The scientific research interests of our laboratory are focused in the fields of Structural Biology / Molecular Biophysics and Computational Biology / Bioinformatics. More specifically, we are dealing with:
Structural and self-assembly studies of silkmoth chorion peptide analogues as novel self-assembled polymers with amyloid properties. These studies may lead to the construction of novel biomaterials with extraordinary physical properties. We determined that silkmoth chorion is a natural, protective amyloid and we proposed, for the first time worldwide, the existence of natural, functional amyloids. Currently, we are also experimentally studying the role of a great variety of amyloidogenic (‘aggregation-prone’)-peptides, predicted by our AMYLPRED prediction algorithm, in several widespread and also rare pathological amyloidoses. We are particularly interested to ‘hack’ the amyloid code, if such a code exists.
Development of algorithms that predict the structure, function and interaction of proteins from sequence alone. These algorithms, frequently, have genome-wide applications. The knowledge expertise of our team, in combination with the sophisticated tools that we develop, enables us to build curated, expert, knowledge-based, relational protein and DNA biological databases. Recently, special emphasis is given to the development of methods and software for the prediction of structure, function and interactions of transmembrane proteins and the development of relational/object oriented databases of transmembrane proteins. We have focused on the GPCRs - G-proteins - Effectors system and on the outer membrane proteins (OMPs) of Gram-negative bacteria, which are both of great pharmacological interest. Unique, worldwide, relational databases of GPCRs - G-protein - Effectors interactions and also a database of OMPs, developed by our team, are freely accessible through the Internet.

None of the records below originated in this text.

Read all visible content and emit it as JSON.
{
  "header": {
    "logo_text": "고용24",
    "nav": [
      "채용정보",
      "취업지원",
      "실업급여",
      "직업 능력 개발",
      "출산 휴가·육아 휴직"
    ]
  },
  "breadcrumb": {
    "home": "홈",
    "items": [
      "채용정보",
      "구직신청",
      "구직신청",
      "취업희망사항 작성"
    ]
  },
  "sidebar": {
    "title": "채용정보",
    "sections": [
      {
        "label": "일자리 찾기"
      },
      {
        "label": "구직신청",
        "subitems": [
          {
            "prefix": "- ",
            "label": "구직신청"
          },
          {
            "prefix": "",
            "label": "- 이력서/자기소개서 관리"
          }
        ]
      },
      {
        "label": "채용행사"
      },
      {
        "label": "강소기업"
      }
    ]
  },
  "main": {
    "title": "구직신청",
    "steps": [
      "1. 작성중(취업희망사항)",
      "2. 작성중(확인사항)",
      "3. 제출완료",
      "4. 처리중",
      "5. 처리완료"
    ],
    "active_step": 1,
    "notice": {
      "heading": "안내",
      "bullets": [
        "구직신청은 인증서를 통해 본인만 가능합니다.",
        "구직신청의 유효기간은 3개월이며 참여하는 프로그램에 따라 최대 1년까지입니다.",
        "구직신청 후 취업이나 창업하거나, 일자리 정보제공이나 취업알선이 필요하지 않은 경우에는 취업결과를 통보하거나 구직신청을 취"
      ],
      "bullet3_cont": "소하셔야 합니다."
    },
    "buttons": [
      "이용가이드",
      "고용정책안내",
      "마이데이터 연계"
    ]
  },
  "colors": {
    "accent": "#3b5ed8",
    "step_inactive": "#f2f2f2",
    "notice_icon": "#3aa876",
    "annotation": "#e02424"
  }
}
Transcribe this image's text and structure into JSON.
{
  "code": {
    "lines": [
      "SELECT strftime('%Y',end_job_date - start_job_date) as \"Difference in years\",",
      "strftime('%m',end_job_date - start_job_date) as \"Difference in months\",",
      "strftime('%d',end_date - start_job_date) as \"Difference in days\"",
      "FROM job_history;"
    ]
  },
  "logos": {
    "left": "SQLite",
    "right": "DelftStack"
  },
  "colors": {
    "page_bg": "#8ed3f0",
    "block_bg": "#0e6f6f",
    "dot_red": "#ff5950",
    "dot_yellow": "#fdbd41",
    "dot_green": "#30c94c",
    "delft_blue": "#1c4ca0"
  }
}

Structural and self-assembly studies of fibrous proteins, which form extracellular, proteinaceous structures of physiological importance like lepidopteran, dipteran and fish chorions. Model structures of silkmoth chorion proteins and their interactions have been proposed. Also, we are studying chitin-protein interactions for the formation of arthropod cuticle. We have recently proposed a model structure of cuticular proteins and we developed a universal, freely available through the Internet, cuticular protein relational databas
Studies of water soluble, globular protein structure, function and interactions with small molecules, aiming at the determination of the mechanisms of molecular recognition at/or near atomic resolution. Model systems of study include: a) the interactions of the lectin concanavalin A (conA) with saccharides and hydrophobic molecules, b) the enzyme DHFR and its interactions with inhibitors, which act as antibacterial and anticancer agents.